Key Findings (10-49 employees)

· Profits not passion drive small businesses started post 2008. Fifty-four percent of small businesses founded in the dark days of the recession consider their company a growth business (having an exit strategy) rather than lifestyle business which is 15 percent higher than pre-recession companies. More than one-third of the founders of post-recession companies came from a position with a large (500+ employee) company. These skilled professionals are used to making a good living and need to re-invent themselves to maintain their standard of living – 35 percent left their large employers due to the recession, while another 8 percent came from other accidental entrepreneur backgrounds, such as the newly “unretired” or returning military.

· Accidental entrepreneurs are bullish about growth. Of the small businesses founded post 2008, 46 percent expect to double their number of employees in the next two years and 75 percent expect revenue to grow more than 10 percent. Fewer small businesses founded prior to 2008 are as optimistic, with only 12 percent expecting to double employees and 39 percent expecting to grow revenues by more than 10 percent.

· Recession-born small businesses take dramatic and immediate advantage of the cloud. Twenty-one percent of accidental entrepreneurs have zero servers versus 5 percent of those founded before 2008. These small businesses trust more applications to the cloud, with 51 percent deploying cloud software and 26 percent having implemented cloud security, compared to just 39 percent and 16 percent of pre-2008 small businesses, respectively.

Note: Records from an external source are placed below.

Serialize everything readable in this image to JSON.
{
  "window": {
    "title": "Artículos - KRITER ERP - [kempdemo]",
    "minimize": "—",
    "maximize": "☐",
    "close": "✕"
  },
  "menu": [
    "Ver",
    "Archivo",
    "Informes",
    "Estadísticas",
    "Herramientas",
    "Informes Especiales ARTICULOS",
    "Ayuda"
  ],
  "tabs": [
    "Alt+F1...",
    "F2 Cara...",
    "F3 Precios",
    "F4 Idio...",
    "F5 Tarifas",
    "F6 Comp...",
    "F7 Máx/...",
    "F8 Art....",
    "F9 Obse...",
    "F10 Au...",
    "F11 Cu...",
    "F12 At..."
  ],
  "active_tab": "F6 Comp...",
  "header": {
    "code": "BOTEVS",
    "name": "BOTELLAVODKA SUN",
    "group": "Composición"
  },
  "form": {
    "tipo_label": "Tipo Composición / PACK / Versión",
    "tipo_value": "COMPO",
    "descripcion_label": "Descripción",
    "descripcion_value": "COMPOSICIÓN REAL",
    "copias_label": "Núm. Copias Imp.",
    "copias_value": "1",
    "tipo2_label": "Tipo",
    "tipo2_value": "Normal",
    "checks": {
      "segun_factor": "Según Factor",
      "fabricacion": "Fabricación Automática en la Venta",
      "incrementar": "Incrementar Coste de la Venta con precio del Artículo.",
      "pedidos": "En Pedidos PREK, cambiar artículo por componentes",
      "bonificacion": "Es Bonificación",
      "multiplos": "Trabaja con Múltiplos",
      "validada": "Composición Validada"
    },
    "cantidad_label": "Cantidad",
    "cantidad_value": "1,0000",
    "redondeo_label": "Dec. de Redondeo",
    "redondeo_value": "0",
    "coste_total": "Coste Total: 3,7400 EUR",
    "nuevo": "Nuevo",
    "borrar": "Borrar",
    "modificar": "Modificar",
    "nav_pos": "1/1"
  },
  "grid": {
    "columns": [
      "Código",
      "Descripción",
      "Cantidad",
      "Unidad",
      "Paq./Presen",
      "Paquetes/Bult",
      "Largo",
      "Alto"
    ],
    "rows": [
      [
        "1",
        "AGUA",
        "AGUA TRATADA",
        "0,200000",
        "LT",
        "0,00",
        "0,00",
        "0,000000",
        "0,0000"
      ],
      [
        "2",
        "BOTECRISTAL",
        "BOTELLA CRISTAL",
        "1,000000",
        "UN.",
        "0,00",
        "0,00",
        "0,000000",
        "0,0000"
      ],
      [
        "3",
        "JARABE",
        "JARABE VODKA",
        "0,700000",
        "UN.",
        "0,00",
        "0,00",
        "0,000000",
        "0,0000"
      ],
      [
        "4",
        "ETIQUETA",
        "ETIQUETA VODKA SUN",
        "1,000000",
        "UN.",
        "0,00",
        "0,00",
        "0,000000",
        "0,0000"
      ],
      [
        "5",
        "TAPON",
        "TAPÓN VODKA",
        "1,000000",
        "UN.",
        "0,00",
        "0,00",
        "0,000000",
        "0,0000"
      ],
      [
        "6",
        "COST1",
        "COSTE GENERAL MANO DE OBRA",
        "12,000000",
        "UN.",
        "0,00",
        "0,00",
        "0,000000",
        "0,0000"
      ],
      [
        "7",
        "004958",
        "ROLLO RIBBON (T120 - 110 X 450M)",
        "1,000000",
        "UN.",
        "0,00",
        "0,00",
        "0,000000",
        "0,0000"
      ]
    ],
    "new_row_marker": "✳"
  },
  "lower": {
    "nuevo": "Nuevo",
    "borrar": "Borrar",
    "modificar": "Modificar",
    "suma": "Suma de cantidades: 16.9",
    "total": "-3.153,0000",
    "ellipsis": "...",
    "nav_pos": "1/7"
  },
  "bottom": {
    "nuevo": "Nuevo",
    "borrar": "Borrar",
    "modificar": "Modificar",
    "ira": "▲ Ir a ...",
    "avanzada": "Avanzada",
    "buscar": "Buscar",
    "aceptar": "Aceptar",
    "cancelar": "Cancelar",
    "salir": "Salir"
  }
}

Interestingly, the research found that all small businesses are aggressively adopting cloud storage and backup.

· Accidental entrepreneurs are better prepared to scale security. Accidental entrepreneurs are also 27 percent more confident that their current security solution will scale with their company’s growth over the next two years.

· More self-sufficient in making software decisions. Whether financial/accounting/ERP, collaboration or security software, accidental entrepreneurs base their decision on what software the founder used in their previous job or that they used as a consumer. They also strongly prefer known brands. On the other hand, the majority of pre-recession small businesses base their software decision on the recommendation of a value-added reseller (VAR). For collaboration software, the difference is especially striking, with 50 percent of pre-recession small businesses acting on the recommendation of a VAR, while 36 percent of post-recession small businesses chose software that the founder used in his former job or as a consumer.